Noch eine Beobachtung aus den letzten Tagen: Wer ein Fintech führt, dem man irgendeine Verbindung zu Wirecard zutraut – der erhielt in den vergangenen Tagen offenbar Leichen-Fledderei-Mails von Dienstleistern aller Art. Ein Beispiel:
“Hello Xxxxxx, With the recent news of Wirecard’s insolvency many merchant are now in need of a quick solution for their processing, is this going to affect your business? Merchants using Wirecard are now in need of an alternative solution so we have taken it upon ourselves to on-board these merchants as a priority to prevent any loss of custom. Xxxxxxx have been running for 14 years now and as a higher risk merchant services PSP, we often come across difficult merchant circumstances that require our expertise and nurtured connections in order to ensure businesses can operate as they should. If you have or know of anyone that is currently experiencing struggles such as having settlements released or have been served notice, let me know and let’s see if I can add value.”
Bizarr: Es sind auch schon Excel-Dateien mit hunderten Wirecard-Mitarbeitern, die angeblich auf diesem Wege nach einem neuen Arbeitgeber Ausschau halten.

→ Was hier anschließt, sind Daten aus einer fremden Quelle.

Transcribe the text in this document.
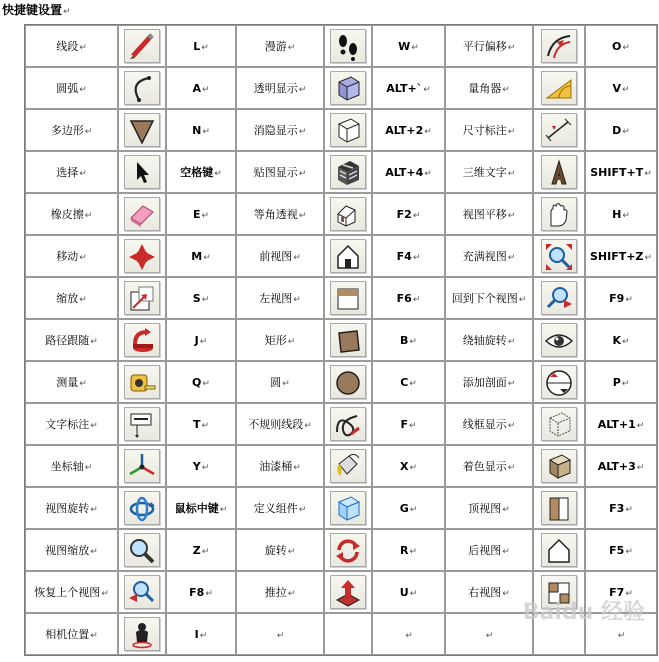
快捷键设置↵
线段↵		L↵	漫游↵		W↵	平行偏移↵		O↵
圆弧↵		A↵	透明显示↵		ALT+`↵	量角器↵		V↵
多边形↵		N↵	消隐显示↵		ALT+2↵	尺寸标注↵		D↵
选择↵		空格键↵	贴图显示↵		ALT+4↵	三维文字↵		SHIFT+T↵
橡皮擦↵		E↵	等角透视↵		F2↵	视图平移↵		H↵
移动↵		M↵	前视图↵		F4↵	充满视图↵		SHIFT+Z↵
缩放↵		S↵	左视图↵		F6↵	回到下个视图↵		F9↵
路径跟随↵		J↵	矩形↵		B↵	绕轴旋转↵		K↵
测量↵		Q↵	圆↵		C↵	添加剖面↵		P↵
文字标注↵		T↵	不规则线段↵		F↵	线框显示↵		ALT+1↵
坐标轴↵		Y↵	油漆桶↵		X↵	着色显示↵		ALT+3↵
视图旋转↵		鼠标中键↵	定义组件↵		G↵	顶视图↵		F3↵
视图缩放↵		Z↵	旋转↵		R↵	后视图↵		F5↵
恢复上个视图↵		F8↵	推拉↵		U↵	右视图↵		F7↵
相机位置↵		I↵	↵		↵	↵		↵
Baidu 经验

Am Wochenende wurde in einem befreundeten Medium die These aufgestellt, die (angeblich) rund 5000 Mitarbeiter würden größtenteils schon bald neue Jobs finden. Schön wär’s – aber kommt’s wirklich so?
Schauen wir mal, was München in der Schnittmenge von Banking, Fintech und Zahlungsverkehr zu bieten hat: Die Probleme bei der Fidor Bank haben wir oft genug beschrieben. Die Deutsche Handelsbank machte zuletzt alles andere als einen expandierenden Eindruck. Baader ist im Fintech-Bereich zwar umtriebig, aber auch kein Kandidat für signifikanten Job-Aufbau. Bleibt die neue Check24 Bank, wo sich zu den zuletzt 80 Mitarbeitern sicher noch ein paar Dutzen hinzugesellen werden. Aber sonst?
Okay, München hat ein paar ganz fluffige Payment-Szene. Aber wie der Münchner Banking-Fintech-Payment-Kosmos in der jetzigen wirtschaftlichen Lage ein paar hundert (zu schweigen von ein paar Tausend) Leute aufnehen soll – wir wären da skeptisch. Und das mit der schwierigen wirtschaftlichen Lage gilt für angrenzende Gewerke ja ebenfalls.
Auf der PSP-Seite liegt auf der Hand, wer von der Wirecard-Pleite profitieren könnte (z.B. Adyen, Heidelpay, Concardis …). Und im Bereiche des White-Label-Bankings? Gibt es auffällig viele Überschneidungen zwischen Wirecard und der Solarisbank. Würde uns wundern, wenn beim Berliner Vorzeige-Finrech dieser Tage nicht einige Kapazitäten auf die Frage gerichtet würden, wie man Geschäft von Wirecard herüberzieht. Vielleicht haben wir morgen ja schon 2-3 Details in der Frage.